No change is proposed in the rates for foot passengers, which are $1.50 for residents who buy in the ferry office and $2 for others. The walk-on rate last went up in 2006 to $2 for everyone, but the county reduced it for residents in 2007 after a local outcry.

Because of higher costs and slumping ridership, the company believes “that we will not be able to fund ourselves through next spring, even if we have a good summer,” according to a prepared statement.

“There is no way we can control the volume of our traffic.

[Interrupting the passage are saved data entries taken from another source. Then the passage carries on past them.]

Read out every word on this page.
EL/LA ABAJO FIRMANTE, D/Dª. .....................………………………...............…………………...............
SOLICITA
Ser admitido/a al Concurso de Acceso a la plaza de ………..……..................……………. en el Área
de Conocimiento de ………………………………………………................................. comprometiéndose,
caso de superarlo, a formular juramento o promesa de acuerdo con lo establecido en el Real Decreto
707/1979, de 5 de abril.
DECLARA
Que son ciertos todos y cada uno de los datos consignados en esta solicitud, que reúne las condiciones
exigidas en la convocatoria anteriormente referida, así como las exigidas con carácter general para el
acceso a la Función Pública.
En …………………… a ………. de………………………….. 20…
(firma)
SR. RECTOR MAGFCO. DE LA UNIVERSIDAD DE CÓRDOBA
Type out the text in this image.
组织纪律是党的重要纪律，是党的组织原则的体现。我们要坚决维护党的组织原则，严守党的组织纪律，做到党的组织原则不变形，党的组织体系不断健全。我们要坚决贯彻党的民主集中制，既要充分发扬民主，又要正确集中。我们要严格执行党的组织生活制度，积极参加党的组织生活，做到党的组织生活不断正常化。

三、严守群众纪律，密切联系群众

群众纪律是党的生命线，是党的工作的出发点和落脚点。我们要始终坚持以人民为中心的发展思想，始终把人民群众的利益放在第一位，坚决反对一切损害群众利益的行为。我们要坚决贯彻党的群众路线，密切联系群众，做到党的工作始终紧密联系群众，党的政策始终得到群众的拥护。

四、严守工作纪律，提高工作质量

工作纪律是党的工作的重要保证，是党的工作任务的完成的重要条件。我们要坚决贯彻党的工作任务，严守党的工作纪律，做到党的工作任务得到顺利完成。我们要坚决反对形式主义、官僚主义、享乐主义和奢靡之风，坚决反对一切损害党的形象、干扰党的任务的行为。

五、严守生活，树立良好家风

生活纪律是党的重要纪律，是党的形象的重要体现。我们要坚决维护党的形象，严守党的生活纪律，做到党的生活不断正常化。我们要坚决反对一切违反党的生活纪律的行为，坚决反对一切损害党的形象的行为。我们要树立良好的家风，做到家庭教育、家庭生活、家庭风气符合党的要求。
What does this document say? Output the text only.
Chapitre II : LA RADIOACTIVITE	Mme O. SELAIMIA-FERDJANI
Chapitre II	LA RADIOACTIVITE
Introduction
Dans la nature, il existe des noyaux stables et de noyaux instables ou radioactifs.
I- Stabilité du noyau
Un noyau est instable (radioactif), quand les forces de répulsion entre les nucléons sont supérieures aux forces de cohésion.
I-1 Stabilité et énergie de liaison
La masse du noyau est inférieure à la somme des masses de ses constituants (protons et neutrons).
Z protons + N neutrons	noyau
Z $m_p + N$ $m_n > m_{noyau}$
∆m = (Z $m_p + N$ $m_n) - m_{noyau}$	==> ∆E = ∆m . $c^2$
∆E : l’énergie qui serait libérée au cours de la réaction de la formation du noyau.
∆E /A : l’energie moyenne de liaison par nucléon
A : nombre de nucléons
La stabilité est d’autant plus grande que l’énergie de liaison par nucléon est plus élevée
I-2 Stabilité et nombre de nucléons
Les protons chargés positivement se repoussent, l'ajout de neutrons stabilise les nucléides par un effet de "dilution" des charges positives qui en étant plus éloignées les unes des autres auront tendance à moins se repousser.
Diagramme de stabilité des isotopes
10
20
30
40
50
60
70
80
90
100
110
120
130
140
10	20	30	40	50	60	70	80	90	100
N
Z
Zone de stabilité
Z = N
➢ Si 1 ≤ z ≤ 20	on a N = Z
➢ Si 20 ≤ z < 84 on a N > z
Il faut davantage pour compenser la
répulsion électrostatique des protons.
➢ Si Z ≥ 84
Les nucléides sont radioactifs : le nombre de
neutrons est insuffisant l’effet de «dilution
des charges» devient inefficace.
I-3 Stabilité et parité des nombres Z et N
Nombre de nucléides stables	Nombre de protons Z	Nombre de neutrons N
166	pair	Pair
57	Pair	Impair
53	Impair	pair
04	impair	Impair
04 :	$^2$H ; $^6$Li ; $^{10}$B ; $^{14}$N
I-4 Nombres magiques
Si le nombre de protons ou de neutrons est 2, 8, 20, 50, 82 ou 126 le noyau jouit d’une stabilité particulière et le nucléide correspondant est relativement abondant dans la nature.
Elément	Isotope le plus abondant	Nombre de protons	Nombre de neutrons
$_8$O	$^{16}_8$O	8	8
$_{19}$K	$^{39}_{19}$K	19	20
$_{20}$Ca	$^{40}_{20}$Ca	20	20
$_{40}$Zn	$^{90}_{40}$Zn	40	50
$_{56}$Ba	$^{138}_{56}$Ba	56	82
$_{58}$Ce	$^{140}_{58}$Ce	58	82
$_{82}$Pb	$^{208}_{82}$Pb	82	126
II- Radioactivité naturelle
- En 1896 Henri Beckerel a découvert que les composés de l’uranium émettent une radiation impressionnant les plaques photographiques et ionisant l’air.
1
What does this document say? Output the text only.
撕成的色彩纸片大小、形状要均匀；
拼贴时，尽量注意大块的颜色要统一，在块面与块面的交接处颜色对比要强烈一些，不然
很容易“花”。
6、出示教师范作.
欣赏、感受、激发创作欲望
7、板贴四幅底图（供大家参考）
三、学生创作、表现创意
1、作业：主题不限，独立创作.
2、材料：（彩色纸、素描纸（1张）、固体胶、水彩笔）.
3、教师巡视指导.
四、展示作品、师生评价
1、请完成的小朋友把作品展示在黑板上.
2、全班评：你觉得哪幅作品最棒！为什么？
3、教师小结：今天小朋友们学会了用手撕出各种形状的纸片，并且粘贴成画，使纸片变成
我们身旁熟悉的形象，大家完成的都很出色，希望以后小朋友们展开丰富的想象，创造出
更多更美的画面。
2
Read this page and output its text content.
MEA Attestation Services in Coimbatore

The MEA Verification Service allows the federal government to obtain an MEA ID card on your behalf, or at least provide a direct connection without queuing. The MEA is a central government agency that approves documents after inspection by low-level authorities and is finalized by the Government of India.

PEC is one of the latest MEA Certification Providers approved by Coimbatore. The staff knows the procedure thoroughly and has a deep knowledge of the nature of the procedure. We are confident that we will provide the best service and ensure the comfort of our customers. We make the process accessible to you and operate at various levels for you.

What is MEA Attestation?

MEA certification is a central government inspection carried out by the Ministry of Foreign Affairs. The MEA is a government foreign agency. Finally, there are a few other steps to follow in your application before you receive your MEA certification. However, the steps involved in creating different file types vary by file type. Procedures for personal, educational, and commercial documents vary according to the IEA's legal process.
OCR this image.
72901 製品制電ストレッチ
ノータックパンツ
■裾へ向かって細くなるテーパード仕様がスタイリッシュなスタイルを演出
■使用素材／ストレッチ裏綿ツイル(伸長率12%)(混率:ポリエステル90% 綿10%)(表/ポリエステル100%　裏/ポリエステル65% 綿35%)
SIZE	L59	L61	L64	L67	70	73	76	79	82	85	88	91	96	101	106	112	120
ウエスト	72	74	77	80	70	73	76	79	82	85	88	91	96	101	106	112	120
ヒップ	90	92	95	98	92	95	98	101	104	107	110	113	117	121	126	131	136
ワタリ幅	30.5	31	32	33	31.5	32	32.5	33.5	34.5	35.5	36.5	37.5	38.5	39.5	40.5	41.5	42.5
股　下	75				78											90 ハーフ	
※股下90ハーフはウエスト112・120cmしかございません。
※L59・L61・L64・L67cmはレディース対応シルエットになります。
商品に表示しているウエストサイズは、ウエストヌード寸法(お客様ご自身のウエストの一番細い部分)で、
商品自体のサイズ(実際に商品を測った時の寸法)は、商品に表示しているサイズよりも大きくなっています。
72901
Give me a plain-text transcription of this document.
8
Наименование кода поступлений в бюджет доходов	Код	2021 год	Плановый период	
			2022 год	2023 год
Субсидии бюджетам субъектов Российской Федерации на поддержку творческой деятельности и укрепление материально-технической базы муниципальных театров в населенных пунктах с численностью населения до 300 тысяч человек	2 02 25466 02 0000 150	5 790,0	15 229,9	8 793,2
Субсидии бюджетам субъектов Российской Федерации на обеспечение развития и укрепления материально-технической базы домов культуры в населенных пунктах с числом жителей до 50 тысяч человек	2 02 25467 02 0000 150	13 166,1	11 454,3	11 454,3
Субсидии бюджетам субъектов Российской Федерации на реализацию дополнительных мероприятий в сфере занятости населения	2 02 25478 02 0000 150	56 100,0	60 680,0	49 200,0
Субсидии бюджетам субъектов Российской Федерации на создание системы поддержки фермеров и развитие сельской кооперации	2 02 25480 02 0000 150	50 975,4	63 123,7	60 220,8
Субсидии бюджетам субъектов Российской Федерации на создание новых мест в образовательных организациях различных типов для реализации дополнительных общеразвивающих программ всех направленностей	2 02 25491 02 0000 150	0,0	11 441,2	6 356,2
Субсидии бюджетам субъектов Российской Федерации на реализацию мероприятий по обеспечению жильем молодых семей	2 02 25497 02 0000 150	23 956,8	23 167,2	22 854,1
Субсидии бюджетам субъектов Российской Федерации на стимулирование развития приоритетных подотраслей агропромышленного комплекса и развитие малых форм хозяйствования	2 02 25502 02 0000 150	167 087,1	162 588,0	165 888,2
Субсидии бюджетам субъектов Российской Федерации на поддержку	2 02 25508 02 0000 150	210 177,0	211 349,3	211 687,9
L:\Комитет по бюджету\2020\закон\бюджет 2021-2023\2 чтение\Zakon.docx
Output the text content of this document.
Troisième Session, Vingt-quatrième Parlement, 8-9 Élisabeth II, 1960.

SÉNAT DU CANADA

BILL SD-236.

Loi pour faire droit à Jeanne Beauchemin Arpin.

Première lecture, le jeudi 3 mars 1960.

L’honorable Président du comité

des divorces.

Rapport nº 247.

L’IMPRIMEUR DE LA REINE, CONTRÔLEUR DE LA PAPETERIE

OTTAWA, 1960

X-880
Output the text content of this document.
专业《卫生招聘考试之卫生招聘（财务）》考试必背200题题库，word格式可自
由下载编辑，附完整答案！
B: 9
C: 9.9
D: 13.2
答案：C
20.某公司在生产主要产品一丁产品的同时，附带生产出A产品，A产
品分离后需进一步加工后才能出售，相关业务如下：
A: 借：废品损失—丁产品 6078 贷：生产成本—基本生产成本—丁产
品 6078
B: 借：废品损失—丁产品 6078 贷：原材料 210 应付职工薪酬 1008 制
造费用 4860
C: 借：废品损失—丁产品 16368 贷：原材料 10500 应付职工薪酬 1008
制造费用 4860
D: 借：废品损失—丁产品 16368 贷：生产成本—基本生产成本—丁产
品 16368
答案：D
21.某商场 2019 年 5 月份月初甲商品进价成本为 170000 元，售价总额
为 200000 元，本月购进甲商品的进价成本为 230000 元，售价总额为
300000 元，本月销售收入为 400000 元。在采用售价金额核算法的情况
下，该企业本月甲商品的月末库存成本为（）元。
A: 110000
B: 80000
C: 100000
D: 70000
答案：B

It has declined significantly over the past six months, amplifying the impact of rising fuel prices,” the statement reads.

Ferry manager Bridg Hunt said the company was running in the red for the third year in a row, with the deficit this year currently at about $250,000. The company closed the gap in the past with operational cash flow and a loan from HPOC.

The ferry blames rising fuel costs, climbing health insurance premiums for employees and a drop in ridership in all categories, including a 10 percent drop in truck traffic compared to last year.

Ferry rates in Suffolk County are regulated by the county Legislature. In addition to a public hearing before the Legislature in Hauppauge, the rate hike will be subject to a local hearing before the Shelter Island Ferry Advisory Committee, expected before mid-summer. If approved, the new rate schedule would take effect in the fall.